I gave him a powder of the placebo and another of salol colored with the cinnamon, and a box of No. 2 empty capsules, and directed him to drink a goblet of medicated water while eating, and to take a capsule of the powder just after eating. He gained rapidly and was soon able to resume his avocation, that of a farmer. For a case of stomach wrong, of almost any kind, the following will very surely give relief. Give about twenty drops of a saturated solution of acetate of potash in a goblet of water just before or while eating, and a pill or tablet of podophyllin, 1/20 of a grain; hydrastin, ⅕ of a grain; euonymin, 1/10 of a grain, after eating. This for all cases associated with a full tongue and any shade of white coating will produce good results.

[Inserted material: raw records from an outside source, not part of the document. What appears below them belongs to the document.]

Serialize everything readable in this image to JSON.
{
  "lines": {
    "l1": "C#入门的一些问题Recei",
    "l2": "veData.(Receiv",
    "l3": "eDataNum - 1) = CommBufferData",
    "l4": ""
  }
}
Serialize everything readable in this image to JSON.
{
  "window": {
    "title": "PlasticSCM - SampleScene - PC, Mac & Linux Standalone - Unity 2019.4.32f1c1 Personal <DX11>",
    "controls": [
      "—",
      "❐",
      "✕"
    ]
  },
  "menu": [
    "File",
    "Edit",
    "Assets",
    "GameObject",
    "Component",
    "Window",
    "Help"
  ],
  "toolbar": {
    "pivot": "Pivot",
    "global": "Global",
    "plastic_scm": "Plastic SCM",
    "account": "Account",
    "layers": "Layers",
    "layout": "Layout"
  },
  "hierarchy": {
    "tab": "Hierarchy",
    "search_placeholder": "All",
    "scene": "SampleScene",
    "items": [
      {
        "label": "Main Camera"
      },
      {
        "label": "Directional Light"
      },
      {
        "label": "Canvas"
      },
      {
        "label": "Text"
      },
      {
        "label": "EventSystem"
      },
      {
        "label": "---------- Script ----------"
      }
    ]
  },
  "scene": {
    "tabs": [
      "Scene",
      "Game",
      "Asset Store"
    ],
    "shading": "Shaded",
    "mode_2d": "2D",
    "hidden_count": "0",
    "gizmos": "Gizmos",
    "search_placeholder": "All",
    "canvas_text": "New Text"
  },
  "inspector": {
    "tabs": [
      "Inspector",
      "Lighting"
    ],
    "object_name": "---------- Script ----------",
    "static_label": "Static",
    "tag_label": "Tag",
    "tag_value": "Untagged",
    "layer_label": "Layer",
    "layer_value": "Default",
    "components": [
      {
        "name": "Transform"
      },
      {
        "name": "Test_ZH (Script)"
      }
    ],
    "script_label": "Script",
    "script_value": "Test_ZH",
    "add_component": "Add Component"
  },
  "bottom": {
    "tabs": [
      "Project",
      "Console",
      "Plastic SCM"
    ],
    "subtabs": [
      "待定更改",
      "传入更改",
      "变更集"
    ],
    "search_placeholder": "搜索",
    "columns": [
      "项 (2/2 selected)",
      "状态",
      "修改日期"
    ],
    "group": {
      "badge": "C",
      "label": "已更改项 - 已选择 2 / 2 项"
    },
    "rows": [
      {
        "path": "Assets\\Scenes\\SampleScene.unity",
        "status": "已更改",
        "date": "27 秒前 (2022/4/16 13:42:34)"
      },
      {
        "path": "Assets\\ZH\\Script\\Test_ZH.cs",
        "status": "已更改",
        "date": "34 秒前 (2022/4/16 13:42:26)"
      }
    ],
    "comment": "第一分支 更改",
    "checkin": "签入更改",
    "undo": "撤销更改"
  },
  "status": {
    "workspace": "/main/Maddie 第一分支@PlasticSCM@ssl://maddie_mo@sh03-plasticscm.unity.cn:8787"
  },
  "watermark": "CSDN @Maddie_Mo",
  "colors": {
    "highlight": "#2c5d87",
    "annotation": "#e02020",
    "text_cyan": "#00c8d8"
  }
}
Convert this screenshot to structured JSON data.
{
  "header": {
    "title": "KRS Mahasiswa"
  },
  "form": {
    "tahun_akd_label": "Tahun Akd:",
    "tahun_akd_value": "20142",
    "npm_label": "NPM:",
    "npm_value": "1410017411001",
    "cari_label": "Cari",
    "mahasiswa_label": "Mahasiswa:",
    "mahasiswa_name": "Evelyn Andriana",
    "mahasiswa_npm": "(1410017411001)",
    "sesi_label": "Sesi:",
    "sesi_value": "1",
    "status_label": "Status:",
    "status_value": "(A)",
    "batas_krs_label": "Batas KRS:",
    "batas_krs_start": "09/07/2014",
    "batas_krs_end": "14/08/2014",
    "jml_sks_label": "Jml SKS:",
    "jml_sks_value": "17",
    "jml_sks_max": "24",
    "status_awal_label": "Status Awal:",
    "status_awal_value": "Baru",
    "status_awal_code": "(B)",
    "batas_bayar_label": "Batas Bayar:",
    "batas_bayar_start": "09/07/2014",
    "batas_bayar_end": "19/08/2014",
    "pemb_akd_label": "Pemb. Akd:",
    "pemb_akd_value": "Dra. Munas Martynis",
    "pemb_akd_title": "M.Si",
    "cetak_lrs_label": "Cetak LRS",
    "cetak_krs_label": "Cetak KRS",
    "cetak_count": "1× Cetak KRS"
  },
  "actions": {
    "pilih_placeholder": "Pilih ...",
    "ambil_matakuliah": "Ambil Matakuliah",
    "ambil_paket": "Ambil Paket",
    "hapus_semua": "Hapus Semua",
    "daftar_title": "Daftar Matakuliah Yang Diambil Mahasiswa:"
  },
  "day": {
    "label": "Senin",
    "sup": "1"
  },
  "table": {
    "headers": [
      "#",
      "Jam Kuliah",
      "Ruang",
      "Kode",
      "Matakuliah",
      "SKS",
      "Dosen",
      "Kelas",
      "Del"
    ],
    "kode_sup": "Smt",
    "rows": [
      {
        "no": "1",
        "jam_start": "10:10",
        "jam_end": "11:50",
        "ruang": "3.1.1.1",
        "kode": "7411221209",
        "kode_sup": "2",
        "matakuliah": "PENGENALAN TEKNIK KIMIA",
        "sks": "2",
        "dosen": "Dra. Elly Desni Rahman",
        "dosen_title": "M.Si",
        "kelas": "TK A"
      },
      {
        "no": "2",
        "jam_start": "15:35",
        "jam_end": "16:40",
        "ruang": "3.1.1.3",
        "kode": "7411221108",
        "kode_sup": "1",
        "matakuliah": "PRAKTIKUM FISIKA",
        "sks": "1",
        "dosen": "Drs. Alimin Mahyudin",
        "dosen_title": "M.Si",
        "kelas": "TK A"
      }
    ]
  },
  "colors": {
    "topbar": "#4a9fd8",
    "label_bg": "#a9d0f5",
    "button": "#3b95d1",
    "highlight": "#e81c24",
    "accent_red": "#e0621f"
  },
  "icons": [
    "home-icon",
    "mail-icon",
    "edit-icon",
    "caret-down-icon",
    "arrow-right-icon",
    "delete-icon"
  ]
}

We frequently have cases in which the digestion is out of order almost entirely. Indeed, we could safely say that there was no digestion at all if it was not for the fact that the patient yet stays on terra firma. These cases have a full tongue that carries a dirty white coating. They look as if it was once frosty white, and had received a coating of dark, dry dirt. Everything taken as food or drink forms a great quantity of gas that is rejected by eructations that are so strong that they irritate the mucous membrane of the nose and mouth, rendering the act very painful and disagreeable. For these cases no remedy known to the writer will compare with a weak solution of the sulphite of soda taken in a large quantity of water often repeated, especially taken just before and after eating.

Ellingwood's Therapeutist, Vol. 2, 1908, was edited by Finley Ellingwood M.D.